South Africa Travel Guide: The world’s most romantic country

Le Quartier Francais – Franschhoek and the Winelands

But if we stayed in Cape Town forever, we would never get to see the Winelands! Vast, rolling countryside lined with acres of grape vines, farmland, with the added drama of the Cape mountain ranges rising above the horizon.

Our first stop was to Wellington to visit the charming Langkloof Roses Estate, a working rose and organic vegetable farm at the north end of the wine country. This being South Africa’s summer, thousands of roses were in full and spectacular bloom. We strolled the grounds and said hello to the stabled horses – a perfect introduction to an elegant rural weekend.
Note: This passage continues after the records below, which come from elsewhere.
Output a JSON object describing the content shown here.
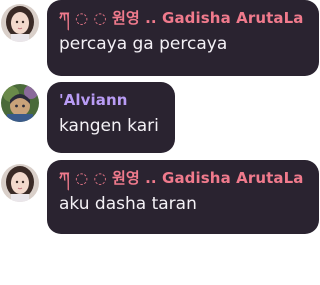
{
  "colors": {
    "bubble_bg": "#2a2330",
    "name_pink": "#f07a8c",
    "name_purple": "#b99cf5",
    "text": "#f4f1f6"
  },
  "messages": [
    {
      "avatar_icon": "girl-portrait-avatar-icon",
      "author": "ཀ ◌ ◌ 원영 .. Gadisha ArutaLa",
      "name_color": "#f07a8c",
      "text": "percaya ga percaya"
    },
    {
      "avatar_icon": "character-avatar-icon",
      "author": "'Alviann",
      "name_color": "#b99cf5",
      "text": "kangen kari"
    },
    {
      "avatar_icon": "girl-portrait-avatar-icon",
      "author": "ཀ ◌ ◌ 원영 .. Gadisha ArutaLa",
      "name_color": "#f07a8c",
      "text": "aku dasha taran"
    }
  ]
}
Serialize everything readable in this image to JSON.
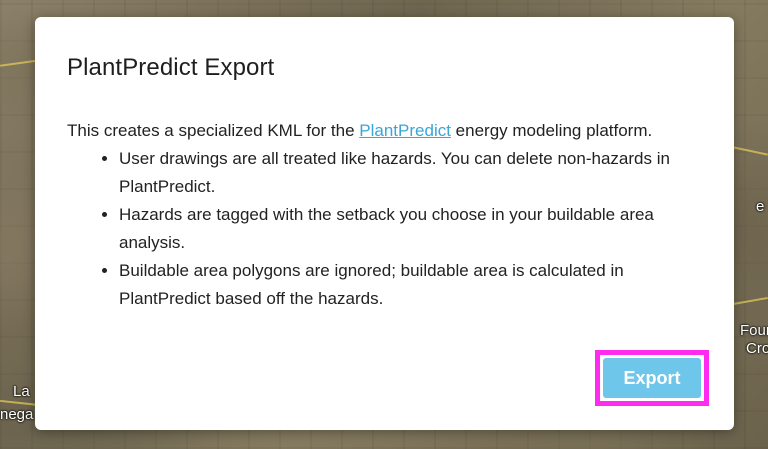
{
  "map": {
    "labels": {
      "four": "Four",
      "cro": "Cro",
      "la": "La",
      "nega": "nega",
      "e": "e"
    }
  },
  "modal": {
    "title": "PlantPredict Export",
    "intro_before_link": "This creates a specialized KML for the ",
    "link_text": "PlantPredict",
    "intro_after_link": " energy modeling platform.",
    "bullets": [
      "User drawings are all treated like hazards. You can delete non-hazards in PlantPredict.",
      "Hazards are tagged with the setback you choose in your buildable area analysis.",
      "Buildable area polygons are ignored; buildable area is calculated in PlantPredict based off the hazards."
    ],
    "export_label": "Export"
  },
  "colors": {
    "link": "#3aa5d6",
    "button_bg": "#6ec6ea",
    "highlight": "#ff2cf0"
  }
}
Next on the itinerary was Franschhoek, one of the most famous wine-towns in South Africa. It was as quaint as we expected, if somewhat touristy. The pretty, whitewashed buildings on the main street were home to cafés with sidewalk patios, endless real estate offices (I admit, I was tempted), and souvenir shops. But what was especially intriguing about the town was its history. Founded in the late 1600s by Huguenots escaping religious persecution in France, Franschhoek (meaning French Corner) is full of French names and references.

Quartier Francais
Our favourite of these is Le Quartier Francais. Sitting back from the high street, this beautiful hotel is the ideal home base for luxurious Wineland exploration. We sat down for lunch at The Living Room, one of its superb restaurants (be sure to check out The Tasting Room for a gastronomic dinner). Over a selection of tapas-style dishes, we planned out our winery route for the afternoon.

Anthonij Rupert2

Anthonij Rupert

 

 

 

 

 

Our goal was to visit vineyards that were known for their beauty, knowledgeable wine tasting, but not for masses of crowds. We chose Babylonstoren and Anthonij Rupert. Babylonstoren is home to sprawling gardens that supply its farm-to-table restaurant. I recommend a private tour with one of the gardeners. Anthonij Rupert is a peaceful setting with wide green lawns and vineyards that creep up the mountain sides. The wine tasting was excellent. We sat on the front terrace of the thatched roof colonial Manor House. Our sommelier walked us through the intricacies of Franschhoek wine production – the history, the terroir, the different grapes that thrived. We each left with significantly heavier bags than we arrived with.